Background — Obesity has a significant impact on population health and healthcare. Administrative databases might be a useful tool to study obesity at a population level. We aimed to examine the validity of hospital codes for obesity in Ontario, Canada.
Methods — Using linked healthcare databases (ICES), we conducted a validation study in adults ≥18 years who had a height and weight recorded during a hospitalization in Southwestern Ontario. We considered a body mass index ≥30 kg/m2 as our gold standard definition for obesity. We then examined the validity of two International Classification of Diseases 10th Revision coding algorithms for obesity (algorithm 1 ICD 10 E66.X and algorithm 2 ICD 10 E65.X-68.X). As additional analyses, we examined the validity of algorithms in different obesity classes (i.e. obese class 1, 2, 3), and in patients with diagnosed diabetes and hypertension.

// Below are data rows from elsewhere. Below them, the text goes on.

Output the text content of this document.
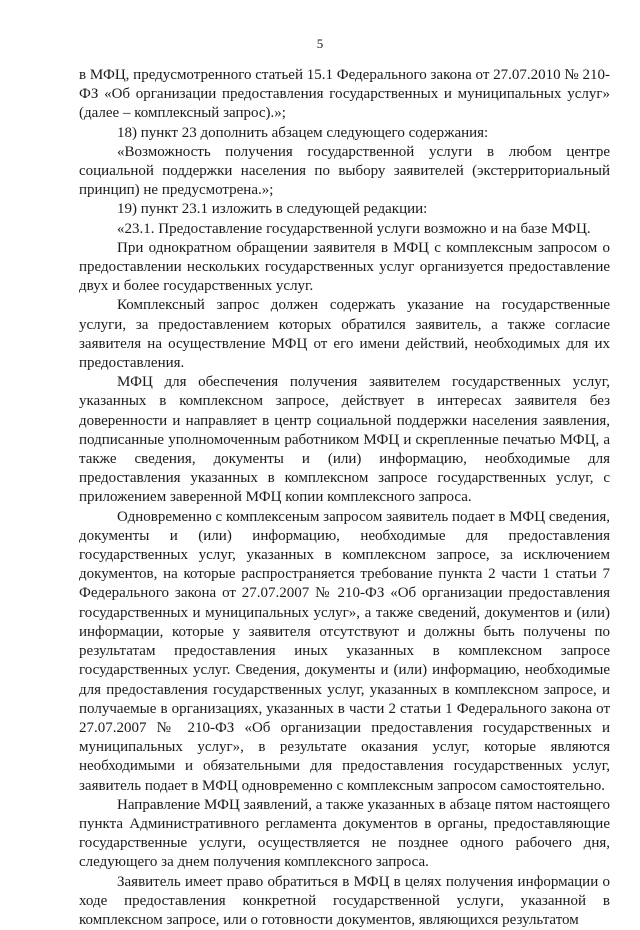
5

в МФЦ, предусмотренного статьей 15.1 Федерального закона от 27.07.2010 № 210-ФЗ «Об организации предоставления государственных и муниципальных услуг» (далее – комплексный запрос).»;

18) пункт 23 дополнить абзацем следующего содержания:

«Возможность получения государственной услуги в любом центре социальной поддержки населения по выбору заявителей (экстерриториальный принцип) не предусмотрена.»;

19) пункт 23.1 изложить в следующей редакции:

«23.1. Предоставление государственной услуги возможно и на базе МФЦ.

При однократном обращении заявителя в МФЦ с комплексным запросом о предоставлении нескольких государственных услуг организуется предоставление двух и более государственных услуг.

Комплексный запрос должен содержать указание на государственные услуги, за предоставлением которых обратился заявитель, а также согласие заявителя на осуществление МФЦ от его имени действий, необходимых для их предоставления.

МФЦ для обеспечения получения заявителем государственных услуг, указанных в комплексном запросе, действует в интересах заявителя без доверенности и направляет в центр социальной поддержки населения заявления, подписанные уполномоченным работником МФЦ и скрепленные печатью МФЦ, а также сведения, документы и (или) информацию, необходимые для предоставления указанных в комплексном запросе государственных услуг, с приложением заверенной МФЦ копии комплексного запроса.

Одновременно с комплексеным запросом заявитель подает в МФЦ сведения, документы и (или) информацию, необходимые для предоставления государственных услуг, указанных в комплексном запросе, за исключением документов, на которые распространяется требование пункта 2 части 1 статьи 7 Федерального закона от 27.07.2007 № 210-ФЗ «Об организации предоставления государственных и муниципальных услуг», а также сведений, документов и (или) информации, которые у заявителя отсутствуют и должны быть получены по результатам предоставления иных указанных в комплексном запросе государственных услуг. Сведения, документы и (или) информацию, необходимые для предоставления государственных услуг, указанных в комплексном запросе, и получаемые в организациях, указанных в части 2 статьи 1 Федерального закона от 27.07.2007 № 210-ФЗ «Об организации предоставления государственных и муниципальных услуг», в результате оказания услуг, которые являются необходимыми и обязательными для предоставления государственных услуг, заявитель подает в МФЦ одновременно с комплексным запросом самостоятельно.

Направление МФЦ заявлений, а также указанных в абзаце пятом настоящего пункта Административного регламента документов в органы, предоставляющие государственные услуги, осуществляется не позднее одного рабочего дня, следующего за днем получения комплексного запроса.

Заявитель имеет право обратиться в МФЦ в целях получения информации о ходе предоставления конкретной государственной услуги, указанной в комплексном запросе, или о готовности документов, являющихся результатом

Results — There were 34 588 patients included in our study (mean age 62 years, 47% female). Algorithm 1 performed best, with a sensitivity, specificity, positive predictive value and negative predictive value of 8.8%, 99.8%, 95.4% and 65.1% respectively. The sensitivity of this algorithm was highest in patients with obesity class 3 (27.4%) and in those with diagnosed diabetes.
Conclusions — Hospital codes for obesity have a high PPV and specificity. These codes can be used to build and study cohorts of patients with obesity in administrative database studies. However, given their limited sensitivity, administrative codes provide inaccurate incidence and prevalence estimates.